Multiple sources have reported that, as of Friday, June 23, plans remain in place to hold a Pride march in Istanbul on Sunday, June 25, despite a right-wing threat to disrupt it. According to the event organizer, the group has not received any communications from the government indicating the march will not be allowed to take place; since 2014, the government has blocked the annual event for purported security concerns.
This year’s Pride event comes as the Muslim holy month of Ramadan, which began on May 27, comes to an end at sundown on Saturday, June 24, or Sunday, June 25 (depending on the moon). During this time, operations in Turkey will come to a virtual standstill as Muslims gather to pray and celebrate with family and friends in observation of Eid al-Fitr to mark the end of Ramadan. Past instances of violence directed at individuals perceived to be not adhering to religious customs during Ramadan have occurred in Istanbul, which could further aggravate tensions if the Pride march goes ahead as planned.
Turkey also remains under a state of emergency, implemented in the wake of the failed coup d’état in 2016, giving police expanded powers to detain people without due process.
Pride events were banned by Istanbul’s governor in 2015 and 2016, allegedly due to security concerns. In 2016, police used tear gas and rubber bullets to disperse crowds of people who tried to hold the march despite government orders. Several people were detained.

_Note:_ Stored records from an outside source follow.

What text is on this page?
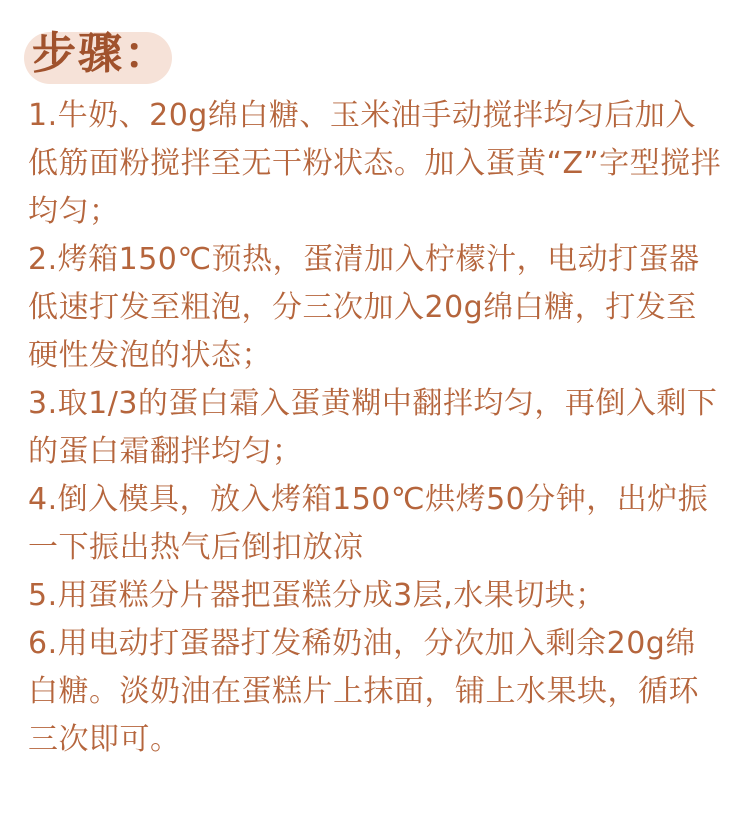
步骤：
1.牛奶、20g绵白糖、玉米油手动搅拌均匀后加入低筋面粉搅拌至无干粉状态。加入蛋黄“Z”字型搅拌均匀；
2.烤箱150℃预热，蛋清加入柠檬汁，电动打蛋器低速打发至粗泡，分三次加入20g绵白糖，打发至硬性发泡的状态；
3.取1/3的蛋白霜入蛋黄糊中翻拌均匀，再倒入剩下的蛋白霜翻拌均匀；
4.倒入模具，放入烤箱150℃烘烤50分钟，出炉振一下振出热气后倒扣放凉
5.用蛋糕分片器把蛋糕分成3层,水果切块；
6.用电动打蛋器打发稀奶油，分次加入剩余20g绵白糖。淡奶油在蛋糕片上抹面，铺上水果块，循环三次即可。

Conservative religious citizens often take issue with the public display of homosexuality and past parades have been met with protests and clashes with police. Homosexuality is not a crime in Turkey, as it is in some Muslim-majority states, but homophobia is still widespread among the more conservative portions of the population.
Those present in Istanbul should avoid all demonstrations and anticipate transportation disruptions if Pride events do occur.
Due to the prevailing threat of terrorism, report any suspicious objects or behavior to the authorities and maintain a high degree of vigilance, especially when visiting sites deemed particularly vulnerable to an attack (public transportation, train stations, ports, airports, public or government buildings, embassies or consulates, international organizations, schools and universities, religious sites, festivals, etc.). Some Western governments advise against travel to areas along the Syrian and Iraqi borders.